In a recent session in China’s National People’s Congress, legislation expected to strengthen Beijing’s hold on Hong Kong was announced.
The Hang Seng Index reacted negatively to the recent announcement as it plummeted over 1,300 points. However, other Asian markets slightly dipped to roughly one to two percent.
The MSCI Emerging Markets Index took a heavy hit as well amid the barrage of the U.S. and China conflicts.
MSCI Emerging Markets Index down 2% as tensions in #HongKong and between the US and #China flare up. pic.twitter.com/FXAzjG0hcs
— jeroen blokland (@jsblokland) May 22, 2020
Despite the backlash it has been getting these past months, Hong Kong tries to innovate its financial systems as it was able to launch its first approved crypto fund last month.
China’s National Security Law sparks unrest in Hong Kong
In recent reports from the South Morning China Post, Beijing will try to protect Hong Kong residents’ legal rights according to the National People’s Congress (NPC) vice-chairman Wang Chen.
The law further emphasizes to prevent, frustrate, and punish acts in Hong Kong that threaten national security. In addition, the laws would also ban secession, foreign interference, terrorism, and all rebellious activities aimed at overthrowing the central government.
OCBC Bank’s Vasu Menon tells CNBC’s Street Signs that the political developments of Hong Kong didn’t have any significant impact in the medium to long term. However, he’s not sure whether it will affect the entire global markets especially with the growing U.S. and China tensions.
To understand Hong Kong’s situation, look at its history
As early as June 2019, Hong Kong residents have been protesting, demanding democracy from China. But looking deeper into the history books, Hong Kong has been a British colony for over 150 years.
It eventually became a busy trading port as time went by and its economy took off in the 1950s.

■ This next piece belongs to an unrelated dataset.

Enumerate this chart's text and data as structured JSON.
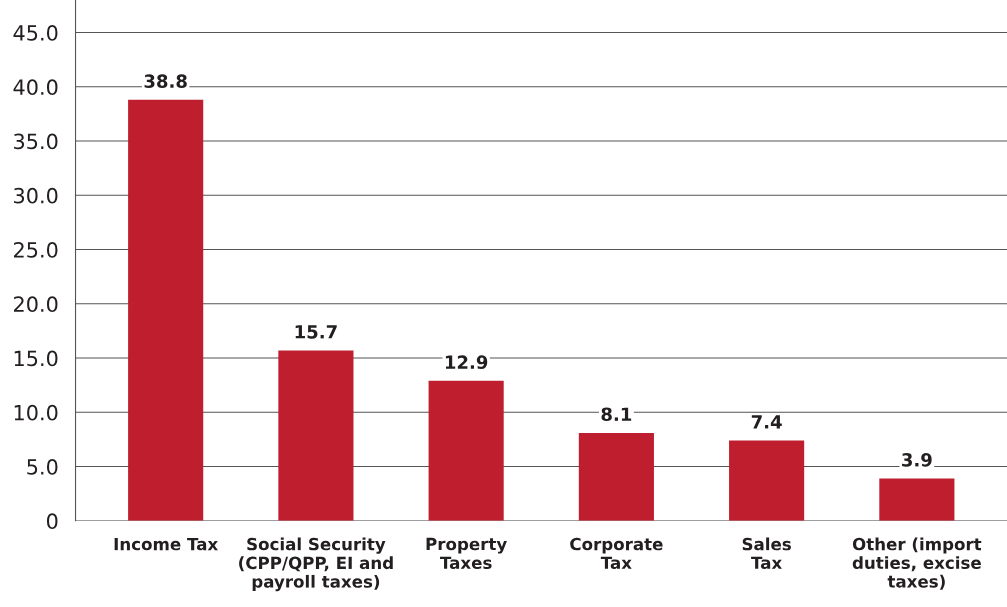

The Asian country was also known for being a safe haven for migrants fleeing from chaos in mainland China.
In the early 1980s as the deadline for the 99-year lease approached, Britain and China negotiated on the future of Hong Kong with coming up with a treaty in 1984.
This treaty would see Hong Kong return to China in 1997, under the principle of “one country, two systems.”
In this agreement, Hong Kong would have a high degree of autonomy with the exception of defense and foreign affairs for the next 50 years.
In these changing times, Hong Kong youth inhabitants don’t see themselves as Chinese according to recent data. There has also been a spike in anti-mainland Chinese sentiment in Hong Kong in recent years.
Hong Kong still continues to fight for its independence up to this day, and the recent moves of China, along with its conflicts with the U.S., may continue to shake the markets in the coming days.